One of my coworkers passed away early on from COVID ... she didn’t have any comorbidities, and she was just so young (early 30’s). This was while I was still in the ED. Her death created so much fear and anxiety, not to mention that debilitating grief. I felt guilty for feeling “if she could die, what chance did I have, someone with MS who is also undergoing chemo?”

And then I feel guilty for not living every moment to the fullest. For being depressed. The things I’ve seen in the last few months ... they’re not pleasant.

It’s been the little things to cling on to. Little moments of gratitude. And that hope that human brings are better than some represented here. I see most with masks. I see good things where I work. I see COVID patients get discharged. I hear Journey get blasted over the hospital loudspeakers a lot when someone is taken off a ventilator. And I see good news in the papers. So, hope.

2 hours ago, A Hit With The Ladies said:

I don't feel animosity. I am sorry about your predicament. But I am telling you to be realistic. After the Sept. 11th terrorist attacks, do you remember when we all had American flags on our cars? And the color-coded system for terrorist threat levels? Remember that we lived in a "post-9/11 world" and things would change forever?

Eventually peoples' fears and alarms subsided and we went back to normal. That's exactly what is going to happen with Coronavirus. In a few months I don't anticipate anyone still wearing masks in public.

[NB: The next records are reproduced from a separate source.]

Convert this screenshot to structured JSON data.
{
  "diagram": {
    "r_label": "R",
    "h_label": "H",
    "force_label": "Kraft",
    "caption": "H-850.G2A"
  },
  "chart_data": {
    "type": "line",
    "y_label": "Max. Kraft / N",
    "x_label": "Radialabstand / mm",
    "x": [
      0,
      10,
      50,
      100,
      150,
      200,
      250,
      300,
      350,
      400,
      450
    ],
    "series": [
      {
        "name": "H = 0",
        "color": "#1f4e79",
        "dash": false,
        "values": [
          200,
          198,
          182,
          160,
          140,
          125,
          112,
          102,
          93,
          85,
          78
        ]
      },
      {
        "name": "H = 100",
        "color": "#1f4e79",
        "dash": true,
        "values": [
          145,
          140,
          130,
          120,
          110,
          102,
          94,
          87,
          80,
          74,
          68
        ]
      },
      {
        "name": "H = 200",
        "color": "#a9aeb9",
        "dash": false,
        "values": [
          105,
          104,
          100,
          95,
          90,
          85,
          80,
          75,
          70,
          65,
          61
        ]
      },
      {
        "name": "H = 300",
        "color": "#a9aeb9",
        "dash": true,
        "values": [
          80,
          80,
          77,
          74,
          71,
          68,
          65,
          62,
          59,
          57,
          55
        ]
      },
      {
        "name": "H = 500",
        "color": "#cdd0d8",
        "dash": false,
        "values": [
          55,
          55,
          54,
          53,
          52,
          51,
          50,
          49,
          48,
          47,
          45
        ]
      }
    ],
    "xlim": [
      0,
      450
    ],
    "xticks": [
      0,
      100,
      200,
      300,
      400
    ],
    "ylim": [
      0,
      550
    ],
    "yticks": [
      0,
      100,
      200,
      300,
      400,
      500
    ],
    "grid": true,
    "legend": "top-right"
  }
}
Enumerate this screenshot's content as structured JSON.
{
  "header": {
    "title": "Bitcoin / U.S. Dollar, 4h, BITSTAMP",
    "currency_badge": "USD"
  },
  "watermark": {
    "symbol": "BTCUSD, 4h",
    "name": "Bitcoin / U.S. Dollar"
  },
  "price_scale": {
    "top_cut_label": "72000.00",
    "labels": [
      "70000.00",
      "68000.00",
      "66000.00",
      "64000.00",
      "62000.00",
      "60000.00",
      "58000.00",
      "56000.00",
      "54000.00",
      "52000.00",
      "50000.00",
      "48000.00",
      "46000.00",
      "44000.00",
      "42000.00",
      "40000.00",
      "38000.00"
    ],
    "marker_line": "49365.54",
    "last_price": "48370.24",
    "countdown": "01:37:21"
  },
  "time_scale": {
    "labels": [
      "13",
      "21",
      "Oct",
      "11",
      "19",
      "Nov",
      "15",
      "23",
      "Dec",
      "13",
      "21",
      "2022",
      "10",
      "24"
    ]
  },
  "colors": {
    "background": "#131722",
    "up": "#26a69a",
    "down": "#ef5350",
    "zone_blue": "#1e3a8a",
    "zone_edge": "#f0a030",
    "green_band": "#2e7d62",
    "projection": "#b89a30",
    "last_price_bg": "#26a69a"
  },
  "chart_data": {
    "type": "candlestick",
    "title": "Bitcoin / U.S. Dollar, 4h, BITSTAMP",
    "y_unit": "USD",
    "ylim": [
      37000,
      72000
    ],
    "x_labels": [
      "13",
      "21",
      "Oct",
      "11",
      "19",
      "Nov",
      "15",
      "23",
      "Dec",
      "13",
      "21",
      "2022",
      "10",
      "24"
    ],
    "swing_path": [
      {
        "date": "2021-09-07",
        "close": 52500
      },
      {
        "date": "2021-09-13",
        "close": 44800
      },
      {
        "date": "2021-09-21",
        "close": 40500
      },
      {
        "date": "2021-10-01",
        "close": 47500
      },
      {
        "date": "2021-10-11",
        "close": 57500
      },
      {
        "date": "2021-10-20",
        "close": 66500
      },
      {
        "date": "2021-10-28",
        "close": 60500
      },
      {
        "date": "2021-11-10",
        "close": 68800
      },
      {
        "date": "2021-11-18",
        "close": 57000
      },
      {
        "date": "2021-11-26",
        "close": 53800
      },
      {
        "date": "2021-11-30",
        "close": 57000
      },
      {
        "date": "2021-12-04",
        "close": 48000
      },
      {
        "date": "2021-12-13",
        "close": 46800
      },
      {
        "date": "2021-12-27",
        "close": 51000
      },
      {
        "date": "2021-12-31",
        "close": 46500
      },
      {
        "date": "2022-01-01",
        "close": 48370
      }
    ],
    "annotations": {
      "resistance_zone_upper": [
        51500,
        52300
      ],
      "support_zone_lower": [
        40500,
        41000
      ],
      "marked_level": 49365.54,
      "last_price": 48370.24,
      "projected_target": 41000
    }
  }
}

Now, you may wish for these social changes to be permanent, but they didn't become permanent in previous pandemics and they won't for this one.

You tell people to be realistic and then make a completely unrealistic analogy to support your unscientific insistence that this pandemic will be behind us in a few months. Perhaps you have a different definition for reality or realistic.

It really doesn't help your argument to claim that anyone here or among the scientific experts is calling for permanent anything. I'll remind you once again that hyperbole is a terrible defense of a weak argument and trying to put words in someone else's mouth is a rather obvious bit of desperate hyperbole. When one make incredible claims and statements their posts quickly lose any professional credibility.

Hillbilly RN, BSN

Specializes in M/S and NICU Certified-Now Retired. Has 50 years experience.

1 hour ago, pixierose said:

Let’s move on ...

One of my coworkers passed away early on from COVID ... she didn’t have any comorbidities, and she was just so young (early 30’s). This was while I was still in the ED. Her death created so much fear and anxiety, not to mention that debilitating grief. I felt guilty for feeling “if she could die, what chance did I have, someone with MS who is also undergoing chemo?”

And then I feel guilty for not living every moment to the fullest. For being depressed. The things I’ve seen in the last few months ... they’re not pleasant.

It’s been the little things to cling on to. Little moments of gratitude. And that hope that human brings are better than some represented here. I see most with masks. I see good things where I work. I see COVID patients get discharged. I hear Journey get blasted over the hospital loudspeakers a lot when someone is taken off a ventilator. And I see good news in the papers. So, hope.

My first wife died from complications of MS many years ago. The only treatment then was Betaseron which I made sure she was on. It was a very terrible time and I would not wish it on anyone. Please know I understand where you are coming from and will pray for you.